The overall focus of the Peripheral Nerve Surgical Research Laboratories (PNSRL) is to investigate the pathology, mechanisms, and treatments for traumatic peripheral nerve injuries. Peripheral nerve injuries are common and associated with long-term morbidity and functional disability.

The PNSRL is a consortium of investigators including Dr. Matthew Wood, who directs the lab, and Dr. Susan Mackinnon. The laboratories utilize animal models of peripheral nerve injury combined with surgical and experimental treatments to test prospective clinical treatments and provide insights into biological processes of nerve regeneration within the context of surgical repair.

The PNSRL uses a multidisciplinary approach to study how to treat nerve injuries, where studies focus on these major areas:

Translational Advances to Treat Peripheral Nerve Injuries

The group has continuously evolving translational research projects that encompass a true “bed to benchside” research approach. As an example of a translational research project, our group has demonstrated the efficacy of a commercially available material to reduce aberrant axon growth, such as axon growth that could lead to painful neuroma formation. Hyaluronic acid/carboxymethyl cellulose (HA/CMC) is an anti-adhesive, biodegradable material that is non-toxic to nerve.
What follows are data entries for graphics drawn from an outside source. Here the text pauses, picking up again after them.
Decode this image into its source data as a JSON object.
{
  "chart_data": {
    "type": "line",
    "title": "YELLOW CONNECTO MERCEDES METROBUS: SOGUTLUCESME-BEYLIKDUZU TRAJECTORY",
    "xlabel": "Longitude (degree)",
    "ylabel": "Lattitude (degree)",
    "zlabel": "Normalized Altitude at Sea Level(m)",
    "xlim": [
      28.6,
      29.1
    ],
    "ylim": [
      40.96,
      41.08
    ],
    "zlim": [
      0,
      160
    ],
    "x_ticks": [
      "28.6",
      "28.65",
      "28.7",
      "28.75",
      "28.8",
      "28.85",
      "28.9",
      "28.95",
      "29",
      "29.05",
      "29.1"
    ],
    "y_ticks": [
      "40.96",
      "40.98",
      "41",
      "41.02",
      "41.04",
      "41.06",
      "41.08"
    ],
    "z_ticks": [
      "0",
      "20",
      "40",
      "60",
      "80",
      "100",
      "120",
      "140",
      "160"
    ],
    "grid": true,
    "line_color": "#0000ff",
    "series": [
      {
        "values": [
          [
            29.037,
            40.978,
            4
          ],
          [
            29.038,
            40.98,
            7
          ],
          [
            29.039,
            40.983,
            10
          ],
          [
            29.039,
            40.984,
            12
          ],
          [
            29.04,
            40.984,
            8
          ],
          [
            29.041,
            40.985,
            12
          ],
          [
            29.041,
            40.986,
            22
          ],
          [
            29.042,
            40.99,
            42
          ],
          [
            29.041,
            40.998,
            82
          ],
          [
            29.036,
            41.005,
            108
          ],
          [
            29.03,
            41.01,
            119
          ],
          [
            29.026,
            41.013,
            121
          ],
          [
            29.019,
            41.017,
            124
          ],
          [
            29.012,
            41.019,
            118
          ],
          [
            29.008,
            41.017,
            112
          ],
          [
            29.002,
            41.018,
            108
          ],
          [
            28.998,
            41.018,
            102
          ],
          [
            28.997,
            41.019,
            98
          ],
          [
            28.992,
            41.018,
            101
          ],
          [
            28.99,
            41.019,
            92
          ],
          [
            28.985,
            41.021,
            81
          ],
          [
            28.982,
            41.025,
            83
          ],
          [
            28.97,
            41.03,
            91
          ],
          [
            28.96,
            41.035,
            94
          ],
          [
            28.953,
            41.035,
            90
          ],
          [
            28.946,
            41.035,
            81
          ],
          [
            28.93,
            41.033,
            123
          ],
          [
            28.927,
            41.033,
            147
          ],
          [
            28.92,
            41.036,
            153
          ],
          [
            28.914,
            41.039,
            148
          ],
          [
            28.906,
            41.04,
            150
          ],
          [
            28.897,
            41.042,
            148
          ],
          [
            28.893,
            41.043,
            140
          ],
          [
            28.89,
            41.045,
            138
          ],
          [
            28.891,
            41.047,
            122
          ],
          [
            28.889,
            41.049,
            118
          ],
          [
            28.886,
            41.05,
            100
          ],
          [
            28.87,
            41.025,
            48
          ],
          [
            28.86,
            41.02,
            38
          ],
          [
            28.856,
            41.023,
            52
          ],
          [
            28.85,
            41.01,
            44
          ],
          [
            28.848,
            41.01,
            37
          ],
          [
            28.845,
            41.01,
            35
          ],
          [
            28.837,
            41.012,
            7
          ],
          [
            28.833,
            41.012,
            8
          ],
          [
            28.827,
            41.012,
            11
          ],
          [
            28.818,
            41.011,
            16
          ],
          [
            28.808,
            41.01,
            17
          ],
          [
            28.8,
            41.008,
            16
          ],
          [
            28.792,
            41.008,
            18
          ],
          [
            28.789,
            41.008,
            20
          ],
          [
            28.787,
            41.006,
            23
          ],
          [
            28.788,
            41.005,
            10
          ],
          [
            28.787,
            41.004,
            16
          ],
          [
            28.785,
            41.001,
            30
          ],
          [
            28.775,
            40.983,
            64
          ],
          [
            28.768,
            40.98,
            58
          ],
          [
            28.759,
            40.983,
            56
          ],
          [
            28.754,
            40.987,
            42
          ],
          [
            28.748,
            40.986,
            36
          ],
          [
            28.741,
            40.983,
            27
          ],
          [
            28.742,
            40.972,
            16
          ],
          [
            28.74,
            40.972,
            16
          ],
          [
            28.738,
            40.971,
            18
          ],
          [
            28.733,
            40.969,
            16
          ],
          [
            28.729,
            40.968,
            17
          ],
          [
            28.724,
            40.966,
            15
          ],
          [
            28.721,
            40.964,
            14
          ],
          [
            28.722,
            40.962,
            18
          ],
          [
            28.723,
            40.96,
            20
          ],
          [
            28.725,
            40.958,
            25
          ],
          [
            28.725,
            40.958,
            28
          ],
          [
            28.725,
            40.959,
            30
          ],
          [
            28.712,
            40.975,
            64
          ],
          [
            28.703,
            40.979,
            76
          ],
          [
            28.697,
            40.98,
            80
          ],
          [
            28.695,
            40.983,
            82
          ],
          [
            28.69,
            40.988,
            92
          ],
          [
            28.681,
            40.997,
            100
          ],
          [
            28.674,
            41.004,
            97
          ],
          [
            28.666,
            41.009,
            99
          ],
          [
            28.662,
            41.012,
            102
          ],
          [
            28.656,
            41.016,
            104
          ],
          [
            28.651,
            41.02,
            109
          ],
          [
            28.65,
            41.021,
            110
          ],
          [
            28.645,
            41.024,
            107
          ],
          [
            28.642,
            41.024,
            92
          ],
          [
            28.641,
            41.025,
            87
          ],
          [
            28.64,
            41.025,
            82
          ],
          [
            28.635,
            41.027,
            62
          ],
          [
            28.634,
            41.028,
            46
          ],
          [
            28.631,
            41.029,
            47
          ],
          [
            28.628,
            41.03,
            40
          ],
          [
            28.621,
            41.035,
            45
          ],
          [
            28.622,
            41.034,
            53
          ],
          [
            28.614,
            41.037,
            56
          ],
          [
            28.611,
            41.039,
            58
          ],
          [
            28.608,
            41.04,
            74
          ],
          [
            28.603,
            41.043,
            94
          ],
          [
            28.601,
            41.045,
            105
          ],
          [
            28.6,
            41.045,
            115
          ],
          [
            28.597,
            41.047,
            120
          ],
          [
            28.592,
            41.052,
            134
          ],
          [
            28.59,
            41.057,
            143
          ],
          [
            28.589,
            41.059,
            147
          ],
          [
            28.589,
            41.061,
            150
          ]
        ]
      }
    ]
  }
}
Placing this biomaterial around an injured nerve inhibited axon growth. These biomaterials may prove to be a tool to prevent neuroma formation by inhibiting axonal growth.

Rodent nerves are useful models to study nerve regeneration. Immunohistochemistry, as well as light and electron microscopy, assess the quality of nerve regeneration in our experimental surgical models.
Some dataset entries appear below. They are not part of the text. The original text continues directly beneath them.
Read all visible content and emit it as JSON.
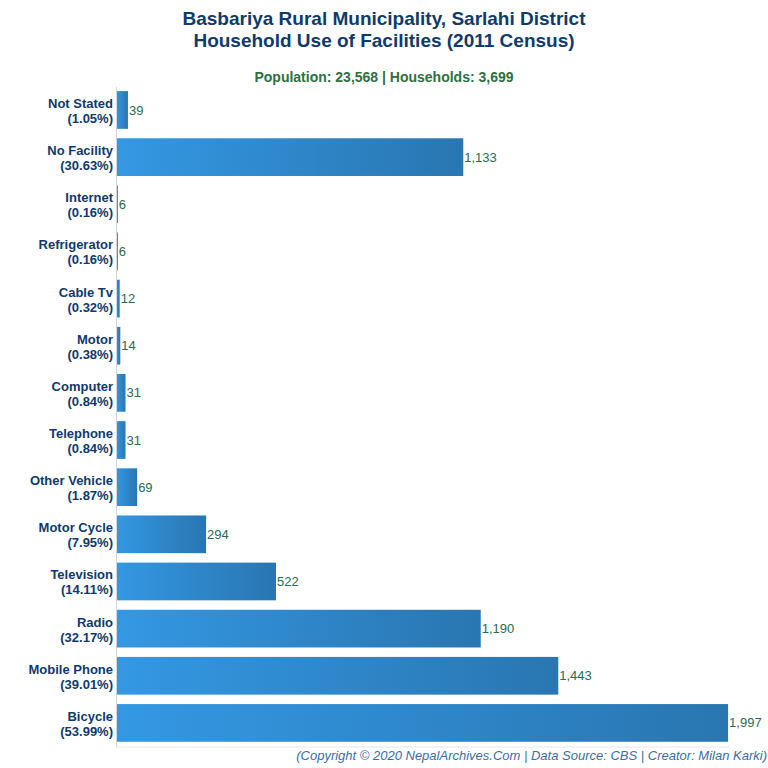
{
  "chart_data": {
    "type": "bar",
    "orientation": "horizontal",
    "title": "Basbariya Rural Municipality, Sarlahi District\nHousehold Use of Facilities (2011 Census)",
    "subtitle": "Population: 23,568 | Households: 3,699",
    "caption": "(Copyright © 2020 NepalArchives.Com | Data Source: CBS | Creator: Milan Karki)",
    "categories": [
      "Not Stated",
      "No Facility",
      "Internet",
      "Refrigerator",
      "Cable Tv",
      "Motor",
      "Computer",
      "Telephone",
      "Other Vehicle",
      "Motor Cycle",
      "Television",
      "Radio",
      "Mobile Phone",
      "Bicycle"
    ],
    "category_notes": [
      "(1.05%)",
      "(30.63%)",
      "(0.16%)",
      "(0.16%)",
      "(0.32%)",
      "(0.38%)",
      "(0.84%)",
      "(0.84%)",
      "(1.87%)",
      "(7.95%)",
      "(14.11%)",
      "(32.17%)",
      "(39.01%)",
      "(53.99%)"
    ],
    "values": [
      39,
      1133,
      6,
      6,
      12,
      14,
      31,
      31,
      69,
      294,
      522,
      1190,
      1443,
      1997
    ],
    "value_labels": [
      "39",
      "1,133",
      "6",
      "6",
      "12",
      "14",
      "31",
      "31",
      "69",
      "294",
      "522",
      "1,190",
      "1,443",
      "1,997"
    ],
    "color": "#2e86c8",
    "xlim": [
      0,
      2000
    ],
    "xticks": [],
    "tick_labels": "y",
    "grid": false,
    "data_labels": true
  }
}
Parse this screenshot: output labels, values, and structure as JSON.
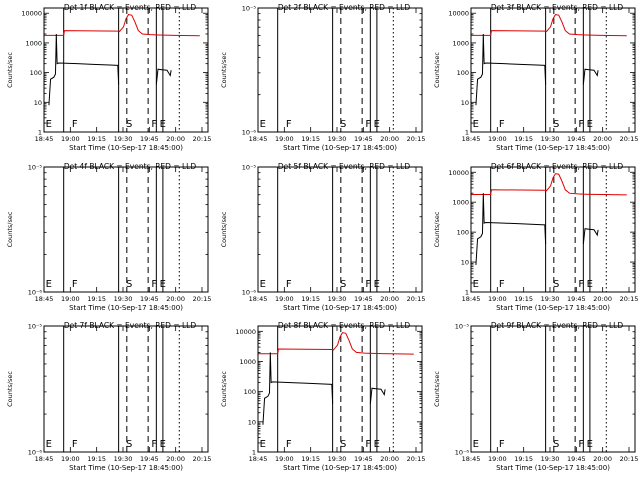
{
  "chart_data": [
    {
      "type": "line",
      "title": "Det 1f BLACK = Events, RED = LLD",
      "ylabel": "Counts/sec",
      "xlabel": "Start Time (10-Sep-17 18:45:00)",
      "yscale": "log",
      "ylim": [
        1,
        15000
      ],
      "y_ticks": [
        1,
        10,
        100,
        1000,
        10000
      ],
      "y_tick_labels": [
        "1",
        "10",
        "100",
        "1000",
        "10000"
      ],
      "x_tick_labels": [
        "18:45",
        "19:00",
        "19:15",
        "19:30",
        "19:45",
        "20:00",
        "20:15"
      ],
      "has_data": true,
      "event_labels": [
        "E",
        "F",
        "S",
        "F",
        "E"
      ]
    },
    {
      "type": "line",
      "title": "Det 2f BLACK = Events, RED = LLD",
      "ylabel": "Counts/sec",
      "xlabel": "Start Time (10-Sep-17 18:45:00)",
      "yscale": "log",
      "ylim": [
        1e-06,
        1e-05
      ],
      "y_ticks": [
        1e-06,
        1e-05
      ],
      "y_tick_labels": [
        "10⁻⁶",
        "10⁻⁵"
      ],
      "x_tick_labels": [
        "18:45",
        "19:00",
        "19:15",
        "19:30",
        "19:45",
        "20:00",
        "20:15"
      ],
      "has_data": false,
      "event_labels": [
        "E",
        "F",
        "S",
        "F",
        "E"
      ]
    },
    {
      "type": "line",
      "title": "Det 3f BLACK = Events, RED = LLD",
      "ylabel": "Counts/sec",
      "xlabel": "Start Time (10-Sep-17 18:45:00)",
      "yscale": "log",
      "ylim": [
        1,
        15000
      ],
      "y_ticks": [
        1,
        10,
        100,
        1000,
        10000
      ],
      "y_tick_labels": [
        "1",
        "10",
        "100",
        "1000",
        "10000"
      ],
      "x_tick_labels": [
        "18:45",
        "19:00",
        "19:15",
        "19:30",
        "19:45",
        "20:00",
        "20:15"
      ],
      "has_data": true,
      "event_labels": [
        "E",
        "F",
        "S",
        "F",
        "E"
      ]
    },
    {
      "type": "line",
      "title": "Det 4f BLACK = Events, RED = LLD",
      "ylabel": "Counts/sec",
      "xlabel": "Start Time (10-Sep-17 18:45:00)",
      "yscale": "log",
      "ylim": [
        1e-06,
        1e-05
      ],
      "y_ticks": [
        1e-06,
        1e-05
      ],
      "y_tick_labels": [
        "10⁻⁶",
        "10⁻⁵"
      ],
      "x_tick_labels": [
        "18:45",
        "19:00",
        "19:15",
        "19:30",
        "19:45",
        "20:00",
        "20:15"
      ],
      "has_data": false,
      "event_labels": [
        "E",
        "F",
        "S",
        "F",
        "E"
      ]
    },
    {
      "type": "line",
      "title": "Det 5f BLACK = Events, RED = LLD",
      "ylabel": "Counts/sec",
      "xlabel": "Start Time (10-Sep-17 18:45:00)",
      "yscale": "log",
      "ylim": [
        1e-06,
        1e-05
      ],
      "y_ticks": [
        1e-06,
        1e-05
      ],
      "y_tick_labels": [
        "10⁻⁶",
        "10⁻⁵"
      ],
      "x_tick_labels": [
        "18:45",
        "19:00",
        "19:15",
        "19:30",
        "19:45",
        "20:00",
        "20:15"
      ],
      "has_data": false,
      "event_labels": [
        "E",
        "F",
        "S",
        "F",
        "E"
      ]
    },
    {
      "type": "line",
      "title": "Det 6f BLACK = Events, RED = LLD",
      "ylabel": "Counts/sec",
      "xlabel": "Start Time (10-Sep-17 18:45:00)",
      "yscale": "log",
      "ylim": [
        1,
        15000
      ],
      "y_ticks": [
        1,
        10,
        100,
        1000,
        10000
      ],
      "y_tick_labels": [
        "1",
        "10",
        "100",
        "1000",
        "10000"
      ],
      "x_tick_labels": [
        "18:45",
        "19:00",
        "19:15",
        "19:30",
        "19:45",
        "20:00",
        "20:15"
      ],
      "has_data": true,
      "event_labels": [
        "E",
        "F",
        "S",
        "F",
        "E"
      ]
    },
    {
      "type": "line",
      "title": "Det 7f BLACK = Events, RED = LLD",
      "ylabel": "Counts/sec",
      "xlabel": "Start Time (10-Sep-17 18:45:00)",
      "yscale": "log",
      "ylim": [
        1e-06,
        1e-05
      ],
      "y_ticks": [
        1e-06,
        1e-05
      ],
      "y_tick_labels": [
        "10⁻⁶",
        "10⁻⁵"
      ],
      "x_tick_labels": [
        "18:45",
        "19:00",
        "19:15",
        "19:30",
        "19:45",
        "20:00",
        "20:15"
      ],
      "has_data": false,
      "event_labels": [
        "E",
        "F",
        "S",
        "F",
        "E"
      ]
    },
    {
      "type": "line",
      "title": "Det 8f BLACK = Events, RED = LLD",
      "ylabel": "Counts/sec",
      "xlabel": "Start Time (10-Sep-17 18:45:00)",
      "yscale": "log",
      "ylim": [
        1,
        15000
      ],
      "y_ticks": [
        1,
        10,
        100,
        1000,
        10000
      ],
      "y_tick_labels": [
        "1",
        "10",
        "100",
        "1000",
        "10000"
      ],
      "x_tick_labels": [
        "18:45",
        "19:00",
        "19:15",
        "19:30",
        "19:45",
        "20:00",
        "20:15"
      ],
      "has_data": true,
      "event_labels": [
        "E",
        "F",
        "S",
        "F",
        "E"
      ]
    },
    {
      "type": "line",
      "title": "Det 9f BLACK = Events, RED = LLD",
      "ylabel": "Counts/sec",
      "xlabel": "Start Time (10-Sep-17 18:45:00)",
      "yscale": "log",
      "ylim": [
        1e-06,
        1e-05
      ],
      "y_ticks": [
        1e-06,
        1e-05
      ],
      "y_tick_labels": [
        "10⁻⁶",
        "10⁻⁵"
      ],
      "x_tick_labels": [
        "18:45",
        "19:00",
        "19:15",
        "19:30",
        "19:45",
        "20:00",
        "20:15"
      ],
      "has_data": false,
      "event_labels": [
        "E",
        "F",
        "S",
        "F",
        "E"
      ]
    }
  ],
  "colors": {
    "events": "#000000",
    "lld": "#e00000",
    "axes": "#000000"
  }
}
Severe Nerve Injuries: Understanding the limits to repairing nerve gaps

Severe peripheral nerve injuries can result in a gap generated within the nerve. This results in loss of critical functions, such as sensation and motor control, as signals from the neurons through these axons cannot be transmitted. In most instances, a “bridge” material is needed to facilitate axon regeneration across the gap.
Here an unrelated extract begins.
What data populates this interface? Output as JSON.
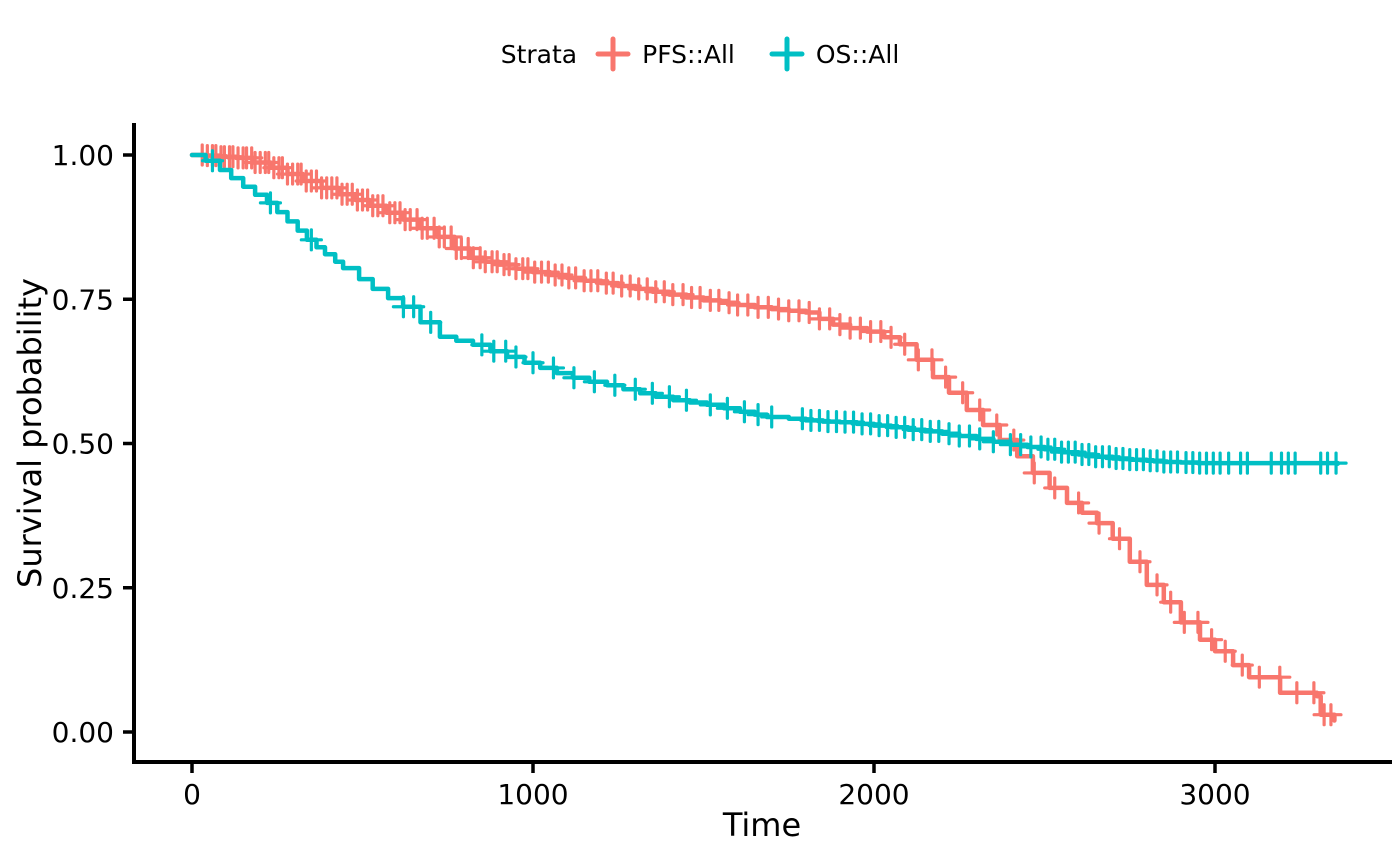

We are focused on determining why clinically-available, bioengineered alternatives, such as nerve guidance conduits or tissue-engineered acellular nerve allografts, have significant limitations that limit their use. Specifically, as the length and size of these alternatives increases, regeneration and functional recovery decreases substantially. Our studies have revealed that the cells repopulating these alternatives differs as a function of the alternative length and size. Our studies have demonstrated that long alternatives are repopulated with a cellular population imbalance, consisting of increased populations of stromal cells, as well as Schwann cells expressing markers of senescence, compared to short or small alternatives. Furthermore, how the immune response reacts to these alternatives differs based on their length and size. These cumulative changes alter the regenerative environment and represent a “barrier” to axon regeneration across the larger alternatives.

Rodent nerves with endogenous GFP expression are used as models to visualize axon growth across nerve grafts. As shown in this image, autografts promote axon growth across long gaps while alternatives, such as acellular nerve, have limits to their regenerative capabilities.

Severe Nerve Injuries: Developing approaches to repair large gaps

To overcome these issues and to complement these studies, we are developing tissue-engineered approaches to promote regeneration. We are using specific approaches that overcome the deficiencies we have identified within longer and larger scaffolds. For example, we are designing scaffolds that “tune” the immune response within long and large scaffolds to facilitate angiogenesis and regeneration, similar to how these endogenous processes normally facilitate regeneration across shorter versions of alternatives.

In an approach to improve acellular nerve scaffolds, a drug delivery system containing fibrin (green) and cytokines (red) was loaded within the scaffold to modulate the immune response to promote regeneration.